The beef industry has the highest share of the debt, constituting 60.95 per cent of the total rural debt in Queensland, as producers buy additional properties to expand their operations.
The practice is referred to as the neighbour-to-neighbour market.
Land values rise
Queensland-based livestock and property agent Andrew Adcock said it was further proof of the confidence across agricultural industries.
“We’ve had rapid growth of prices, we had a very high cattle market, we had cheap money,” Mr Adcock said.
“I think the outlook for the industry is very positive.”
According to Rural Bank’s 2024 Australian Farmland Values report, the median price per hectare in Queensland reached a record high at $8,806 per hectare.
Mr Adcock said producers were willing to take big risks for longevity in the industry.
“We’ve always had people that have been prepared to take risks and ride through the cycles of the industry,” he said.
“The mum and dad market and the neighbour-to-neighbour market is going to remain strong because if people can get funding, they will continue to grow their business.”
The regions with the highest levels of rural debt were the Western Downs and Central Highlands, Southern Coastal Curtis to Moreton, and Eastern Darling Downs.
Debt ‘is not a bad thing’
The Queensland rural debt survey is conducted by QRIDA every two years due to legislative requirements under the Rural and Regional Adjustment Act 1994 (Qld).
The debt data was taken from major lenders across the state and analysed by the Queensland government’s Statistician’s Office and QRIDA.
QRIDA itself is a lender — the state government body distributes financial assistance programs including loans, grants and rebates to primary producers and agricultural organisations.
But while debt is generally seen as a negative, Mr Gillespie said it was a sign that businesses were investing in infrastructure, equipment and new properties to increase their production.
“Debt is not a bad thing. It can be quite good, providing it’s done effectively,” he said.
“The agricultural industries in Queensland are doing relatively well in respect to the debt level.”
Meanwhile, the cotton and sugar industries recorded the largest decreases in debt, with reductions due to improved crop yields and prices.
The cotton industry paid down $219 million and sugar $178 million in two years.
High-quality debt
While there are fewer borrowers than two years ago, the average debt per borrower has risen to $1.75 million.
Not all debt is equal, according to Mr Gillespie, and in the report debt is graded on its quality.

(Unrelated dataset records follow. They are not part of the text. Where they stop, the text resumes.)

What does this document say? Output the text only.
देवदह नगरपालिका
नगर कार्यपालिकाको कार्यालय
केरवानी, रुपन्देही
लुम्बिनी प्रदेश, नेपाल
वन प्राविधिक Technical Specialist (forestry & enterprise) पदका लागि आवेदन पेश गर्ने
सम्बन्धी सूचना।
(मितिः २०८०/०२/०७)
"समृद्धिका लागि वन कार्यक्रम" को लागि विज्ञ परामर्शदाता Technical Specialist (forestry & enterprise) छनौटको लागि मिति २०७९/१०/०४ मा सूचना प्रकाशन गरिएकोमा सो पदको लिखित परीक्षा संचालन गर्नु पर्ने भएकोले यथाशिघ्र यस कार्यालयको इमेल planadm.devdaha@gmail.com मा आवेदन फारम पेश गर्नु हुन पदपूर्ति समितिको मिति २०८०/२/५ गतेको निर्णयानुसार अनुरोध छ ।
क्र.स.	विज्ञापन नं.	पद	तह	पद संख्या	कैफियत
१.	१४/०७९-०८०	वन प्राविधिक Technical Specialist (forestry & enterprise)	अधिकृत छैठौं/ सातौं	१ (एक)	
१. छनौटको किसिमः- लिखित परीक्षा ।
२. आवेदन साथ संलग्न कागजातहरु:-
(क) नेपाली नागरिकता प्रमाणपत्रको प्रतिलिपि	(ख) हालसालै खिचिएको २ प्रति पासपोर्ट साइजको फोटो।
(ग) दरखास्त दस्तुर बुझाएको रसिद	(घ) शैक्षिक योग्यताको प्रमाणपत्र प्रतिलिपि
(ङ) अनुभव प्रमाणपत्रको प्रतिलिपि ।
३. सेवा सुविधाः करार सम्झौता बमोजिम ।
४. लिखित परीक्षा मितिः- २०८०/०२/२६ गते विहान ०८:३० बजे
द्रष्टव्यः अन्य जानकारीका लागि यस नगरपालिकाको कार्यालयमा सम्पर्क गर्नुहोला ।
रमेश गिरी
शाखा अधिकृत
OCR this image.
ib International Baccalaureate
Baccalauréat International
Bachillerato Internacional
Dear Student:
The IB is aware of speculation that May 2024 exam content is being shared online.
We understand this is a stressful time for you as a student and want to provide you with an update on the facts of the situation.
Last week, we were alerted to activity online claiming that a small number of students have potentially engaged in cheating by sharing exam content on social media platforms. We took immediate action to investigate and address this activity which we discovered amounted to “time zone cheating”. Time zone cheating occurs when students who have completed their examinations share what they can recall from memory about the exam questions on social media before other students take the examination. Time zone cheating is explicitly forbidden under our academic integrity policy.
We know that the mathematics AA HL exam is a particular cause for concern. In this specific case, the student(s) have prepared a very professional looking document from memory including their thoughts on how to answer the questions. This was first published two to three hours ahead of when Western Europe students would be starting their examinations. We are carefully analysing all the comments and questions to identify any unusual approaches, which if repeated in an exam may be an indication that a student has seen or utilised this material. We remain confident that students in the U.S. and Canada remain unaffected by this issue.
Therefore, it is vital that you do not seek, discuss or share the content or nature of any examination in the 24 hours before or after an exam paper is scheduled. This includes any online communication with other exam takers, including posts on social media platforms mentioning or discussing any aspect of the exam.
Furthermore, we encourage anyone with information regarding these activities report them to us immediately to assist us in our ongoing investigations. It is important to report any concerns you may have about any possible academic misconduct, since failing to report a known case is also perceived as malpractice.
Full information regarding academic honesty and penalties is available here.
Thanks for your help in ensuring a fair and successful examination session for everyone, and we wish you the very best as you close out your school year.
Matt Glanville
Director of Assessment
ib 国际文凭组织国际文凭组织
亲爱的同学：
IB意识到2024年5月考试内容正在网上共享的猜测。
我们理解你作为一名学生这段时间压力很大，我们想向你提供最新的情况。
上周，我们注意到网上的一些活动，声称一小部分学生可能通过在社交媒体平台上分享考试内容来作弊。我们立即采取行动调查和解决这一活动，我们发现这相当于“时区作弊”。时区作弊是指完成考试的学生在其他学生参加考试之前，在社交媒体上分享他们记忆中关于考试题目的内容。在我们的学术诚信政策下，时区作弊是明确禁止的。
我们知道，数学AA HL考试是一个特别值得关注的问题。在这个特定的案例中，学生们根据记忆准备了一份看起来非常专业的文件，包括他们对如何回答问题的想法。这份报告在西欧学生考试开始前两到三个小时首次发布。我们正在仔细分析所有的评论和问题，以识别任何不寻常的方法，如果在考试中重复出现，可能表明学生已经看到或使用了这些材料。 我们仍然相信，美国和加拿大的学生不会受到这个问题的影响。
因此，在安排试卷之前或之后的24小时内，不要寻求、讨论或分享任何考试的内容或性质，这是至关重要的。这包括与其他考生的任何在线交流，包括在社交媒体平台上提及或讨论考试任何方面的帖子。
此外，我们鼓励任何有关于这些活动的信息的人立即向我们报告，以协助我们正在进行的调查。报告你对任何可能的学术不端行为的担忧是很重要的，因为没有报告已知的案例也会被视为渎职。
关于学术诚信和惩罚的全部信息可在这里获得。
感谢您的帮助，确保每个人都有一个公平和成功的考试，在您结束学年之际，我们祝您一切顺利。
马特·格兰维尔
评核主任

A and B+ grades mean the businesses borrowing the money are viable, have good equity, and have a good return on their investments.
“Lending institutions see that as a quality borrower and it’s a lower risk,” he said.
“We’re looking at 96.35 per cent of the debt that the lending institution sees are pretty secure risk.”
Two factors have improved debt quality in Queensland: higher land prices, resulting in higher asset values, and the value of the products grown and raised by farmers has increased.
Mr Gillespie said the value of agricultural products in Queensland had risen by about 20 per cent in the past few years.
“That is reflected on the ability of the business to service that debt,” he said.
What could change the quality of debt in Queensland is a decrease in the value of agricultural products, and climatic conditions.
“Productivity in the agribusiness sector is linked directly to climate, be it floods, fire or droughts,” Mr Gillespie said.
The next survey is scheduled for December 2025.